Bien sûr, vous ne feriez jamais cela parce que vous savez que les experts disent clairement que les enfants de moins de deux ans ne devraient jamais être placés devant un écran. Des études ont montré que le développement des bébés peut être entravé même s’ils se trouvent dans la même pièce qu’un téléviseur qui joue en arrière-plan. Et l’exposition des enfants plus âgés aux médias devrait être strictement limitée.
Mais pour tous ces autres terribles parents inaptes qui se sont abaissés à de telles techniques ? À quel point utiliser l’écran pour calmer un enfant inconsolable est-il mauvais ? A quel point exactement ?
À quel point l’écran et la technologie est mauvais ?

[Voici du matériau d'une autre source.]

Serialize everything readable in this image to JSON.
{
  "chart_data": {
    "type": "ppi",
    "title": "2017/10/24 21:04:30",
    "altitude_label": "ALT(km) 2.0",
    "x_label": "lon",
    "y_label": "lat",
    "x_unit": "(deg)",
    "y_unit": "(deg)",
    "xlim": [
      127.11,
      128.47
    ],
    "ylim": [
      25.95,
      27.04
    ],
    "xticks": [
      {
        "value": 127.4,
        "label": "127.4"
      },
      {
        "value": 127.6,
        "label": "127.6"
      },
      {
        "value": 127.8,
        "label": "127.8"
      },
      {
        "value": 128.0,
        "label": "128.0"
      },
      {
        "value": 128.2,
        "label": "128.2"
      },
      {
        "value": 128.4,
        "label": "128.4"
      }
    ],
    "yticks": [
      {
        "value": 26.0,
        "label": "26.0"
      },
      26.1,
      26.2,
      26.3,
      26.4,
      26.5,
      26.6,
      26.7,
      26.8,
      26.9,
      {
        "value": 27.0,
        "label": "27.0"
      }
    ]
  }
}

Parents de jeunes enfants, soyons honnêtes : beaucoup d’entre nous ont, dans nos moments les plus sombres de désespoir parental, utilisé l’aide d’un gadget branché au téléphone mobile pour apporter la paix à notre foyer. Et, dans le monde actuel de la technologie Internet, cette aide est presque toujours disponible.
Les portails qui mènent à l’écran sont partout : sur nos bureaux, dans nos poches, enroulés autour de nos poignets, et plâtrés sur nos visages. Même nos réfrigérateurs ne sont pas sûrs. Ce serait une tâche herculéenne que de garder les petits yeux loin des écrans, même si nous le voulions.
Alors, toutes nos technologies modernes ont-elles condamné la prochaine génération à un marasme cérébral perpétuel ?
« Des études montrent que l’exposition aux écrans à un jeune âge peut avoir un impact négatif sur le développement du langage et susciter des inquiétudes quant à l’impact à long terme sur l’attention et d’autres habiletés de développement »
L’écran élimine le temps de lecture, le jeu indépendant (et avec des adultes), et le jeu actif.
Vous pourriez vous dire : Si la technologie permet à un parent par ailleurs dévoué de faire certaines choses à la maison et de faire une petite pause, est-ce vraiment la pire chose au monde ?
« La distraction est très bien et très nécessaire pour les parents de jeunes enfants « , ajoute charitablement le Dr J. Martot, pédiatre et auteure d’une étude récente sur la relation entre l’exposition aux médias et l’autorégulation chez les jeunes enfants. Mais il existe des parents qui disent : » C’est la seule façon pour mes enfants de se calmer », et c’est une habitude non recommandable. Les enfants, même les plus jeunes, ont besoin d’apprendre à se calmer par eux-mêmes. »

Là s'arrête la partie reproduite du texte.